In contrast in Proverbs 4:3 Aquila, Symmachus and Theodotion all have monogenes of a mother's only-begotten son where legitimacy is not an issue.

===Textual issues in John 1:18===
In textual criticism, opinions are divided on whether Jesus is referred to as "only-begotten God" or "only-begotten Son", in John 1:18. According to the majority of modern scholars the external evidence favors monogenês theos as the original text. This reading exists primarily in the Alexandrian text-types. Textus Receptus, the manuscript tradition behind the KJV and many other Bibles, reads ho monogenês huios.

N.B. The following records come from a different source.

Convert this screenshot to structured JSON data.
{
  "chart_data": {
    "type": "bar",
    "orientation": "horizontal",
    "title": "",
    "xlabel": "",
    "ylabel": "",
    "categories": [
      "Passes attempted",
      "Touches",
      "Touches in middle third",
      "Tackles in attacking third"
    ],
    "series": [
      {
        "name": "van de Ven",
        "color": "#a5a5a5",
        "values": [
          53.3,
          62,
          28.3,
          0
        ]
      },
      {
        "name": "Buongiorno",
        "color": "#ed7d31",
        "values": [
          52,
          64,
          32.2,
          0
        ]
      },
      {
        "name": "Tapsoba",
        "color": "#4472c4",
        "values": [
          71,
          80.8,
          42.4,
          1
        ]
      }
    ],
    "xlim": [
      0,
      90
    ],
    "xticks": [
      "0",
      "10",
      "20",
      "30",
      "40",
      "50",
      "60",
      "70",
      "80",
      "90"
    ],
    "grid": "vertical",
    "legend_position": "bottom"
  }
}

This reading ranks second in terms of the number of manuscripts containing it, and has a wider distribution among text-types.
- monogenes theos P75, P66, Vaticanus, Sinaiticus etc.
- o monogenes uios Alexandrinus, Textus Receptus, Peshitta etc.

This textual issue is complicated by the scribal abbreviations of nomina sacra where "G-d" and "S-n" are abbreviated in the Greek manuscripts by ΘΣ and ΥΣ (theta-sigma vs upsilon-sigma) increasing the likelihood of scribal error.